Class actions and mass torts involve a group of individual plaintiffs (hundreds or even thousands) that have joined their cases together in order to collectively pursue damages against a person or entity that has harmed them in one way or another.
Class Actions
A class action is a lawsuit where one or a few people sue on behalf of all other individuals who have been injured in a similar way (the class). The person or persons named in the lawsuit (called the class representatives) make decisions on behalf of all absent class members.
Class actions generally deal with economic losses and were initially designed to deal with claims that are the same for many people, but where the damages are too low to bring each case individually.
For example, if a utility company is alleged to have overcharged all of its customers a couple dollars per month for a particular calendar year, the case would likely be handled as a class action. This primarily because each individual claim would be too small to file as a single case.
If the case succeeds, everyone who was overcharged by the utility company will receive the same amount of damages as compensation for being overcharged.
Mass Tort Litigation
Frequently, hundreds or even thousands of personal injury cases that are brought against large companies, like automobile manufacturers or large pharmaceutical companies, will be consolidated into a procedure called a mass tort.
Mass torts are different from class actions in the following fundamental ways:
- Mass torts deal with personal injury losses on a very broad scale
- Mass torts involve cases where the damages are large enough to handle each lawsuit as a single case
- Each plaintiff in a mass tort action maintains control over their own litigation and must step forward and file their own case
- Each individual will recover damages that reflect the circumstance of his or her individual claim
A typical example of a mass tort would be a lawsuit brought against the manufacturer of a defective drug or medical device that has been sold on a wide scale and has injured many people across the nation, usually because the company valued their profits above the safety of those who will be using or exposed to their products.
Mass tort litigation involves many separate lawsuits that have been filed across the country by people who have been harmed by the same entity or product and that arise from the same liability factors, like whether a product is defective and has caused injury. But because these cases share common issues that shouldn’t have to be dealt with over and over again, all across the nation, from case to case, they are consolidated into one court, where all of the liability issues will get handled at one time, and where everyone can share resources.
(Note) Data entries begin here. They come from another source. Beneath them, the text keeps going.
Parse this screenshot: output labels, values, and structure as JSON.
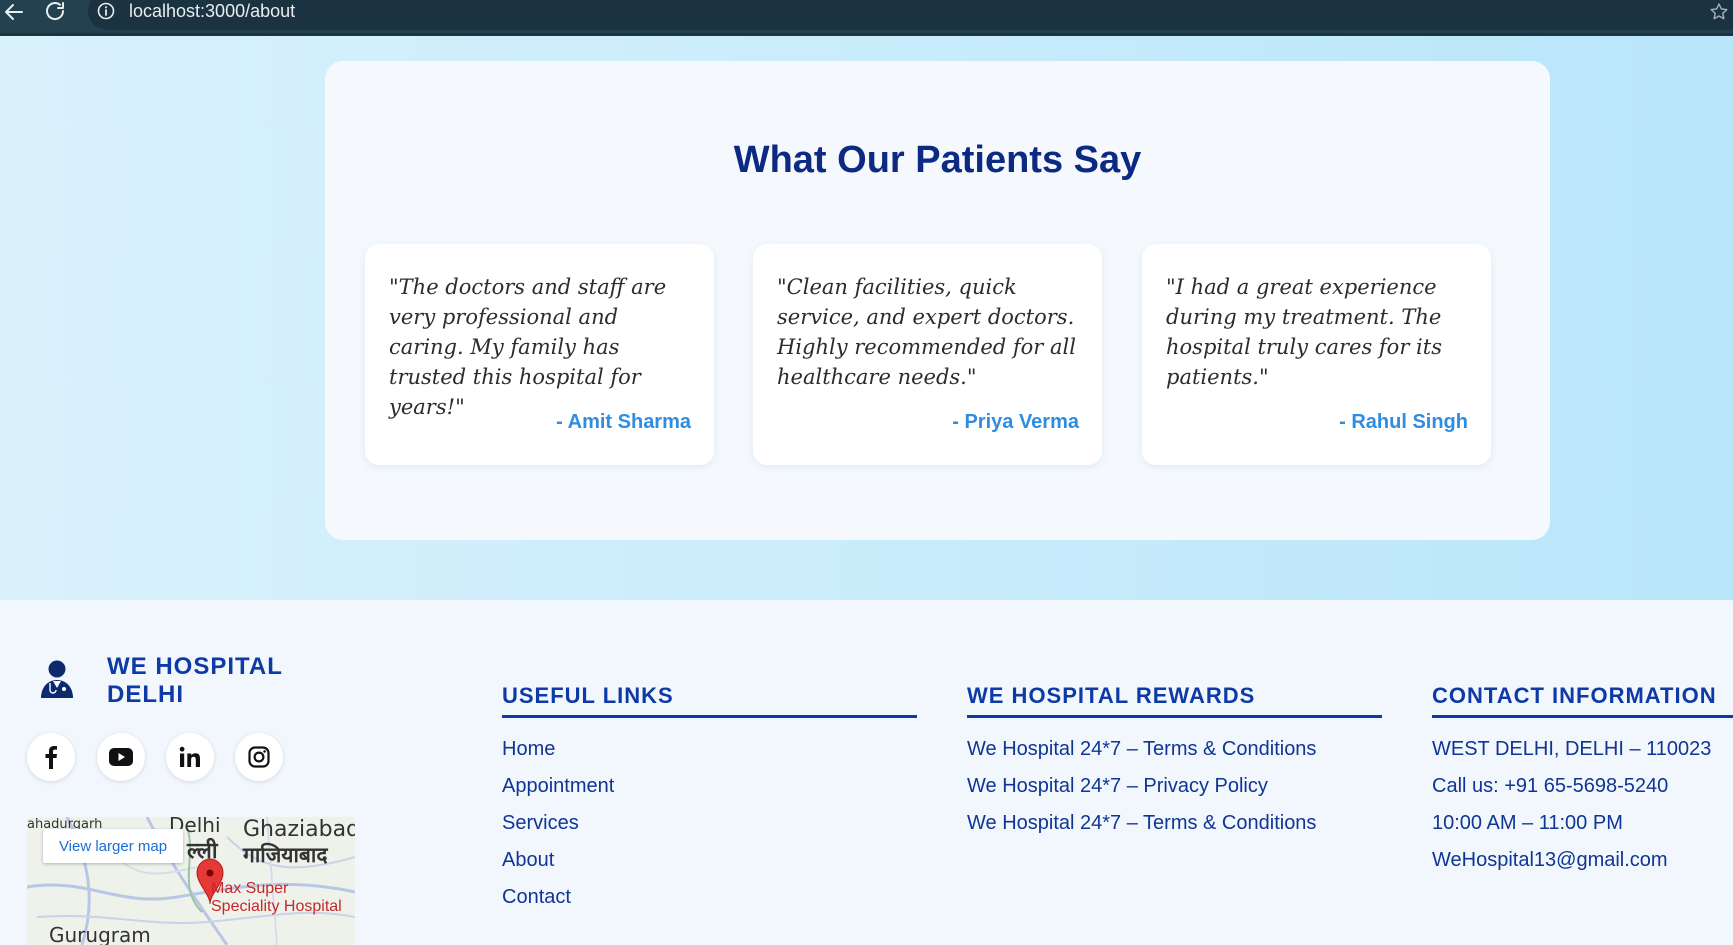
{
  "browser": {
    "url": "localhost:3000/about",
    "back_icon": "arrow-left-icon",
    "reload_icon": "reload-icon",
    "info_icon": "info-icon",
    "bookmark_icon": "star-icon"
  },
  "testimonials": {
    "title": "What Our Patients Say",
    "items": [
      {
        "quote": "\"The doctors and staff are very professional and caring. My family has trusted this hospital for years!\"",
        "author": "- Amit Sharma"
      },
      {
        "quote": "\"Clean facilities, quick service, and expert doctors. Highly recommended for all healthcare needs.\"",
        "author": "- Priya Verma"
      },
      {
        "quote": "\"I had a great experience during my treatment. The hospital truly cares for its patients.\"",
        "author": "- Rahul Singh"
      }
    ]
  },
  "footer": {
    "brand": "WE HOSPITAL DELHI",
    "brand_icon": "doctor-icon",
    "social": [
      "facebook-icon",
      "youtube-icon",
      "linkedin-icon",
      "instagram-icon"
    ],
    "map": {
      "link": "View larger map",
      "labels": [
        "ahadurgarh",
        "Delhi",
        "ल्ली",
        "Ghaziabad",
        "गाजियाबाद",
        "Gurugram"
      ],
      "pin_label_1": "Max Super",
      "pin_label_2": "Speciality Hospital"
    },
    "useful_links": {
      "title": "USEFUL LINKS",
      "items": [
        "Home",
        "Appointment",
        "Services",
        "About",
        "Contact"
      ]
    },
    "rewards": {
      "title": "WE HOSPITAL REWARDS",
      "items": [
        "We Hospital 24*7 – Terms & Conditions",
        "We Hospital 24*7 – Privacy Policy",
        "We Hospital 24*7 – Terms & Conditions"
      ]
    },
    "contact": {
      "title": "CONTACT INFORMATION",
      "items": [
        "WEST DELHI, DELHI – 110023",
        "Call us: +91 65-5698-5240",
        "10:00 AM – 11:00 PM",
        "WeHospital13@gmail.com"
      ]
    }
  },
  "colors": {
    "heading": "#0d2a82",
    "author": "#2f8de0",
    "footer_text": "#0f3595"
  }
}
With a Mass tort action, all similar cases will be consolidated before one judge for the pre-trial proceeding. During this phase, called Multi-District Litigation (MDL), all of the evidence is collected and documented in one courtroom, thereby saving time and money for both the court and the plaintiffs. Afterward, these cases are sent back to courtrooms in their respective districts to be tried on their own, by each plaintiff’s own attorney, and with respect to his or her individual circumstances.
As a general rule, mass tort litigation is more suitable for cases that involve personal injury or wrongful death than class action litigation. This is primarily due to the fact that in order to maximize compensation in these types of cases, each person’s harm will need to be tried on its own merit and before a judge or jury that is appropriate for the case.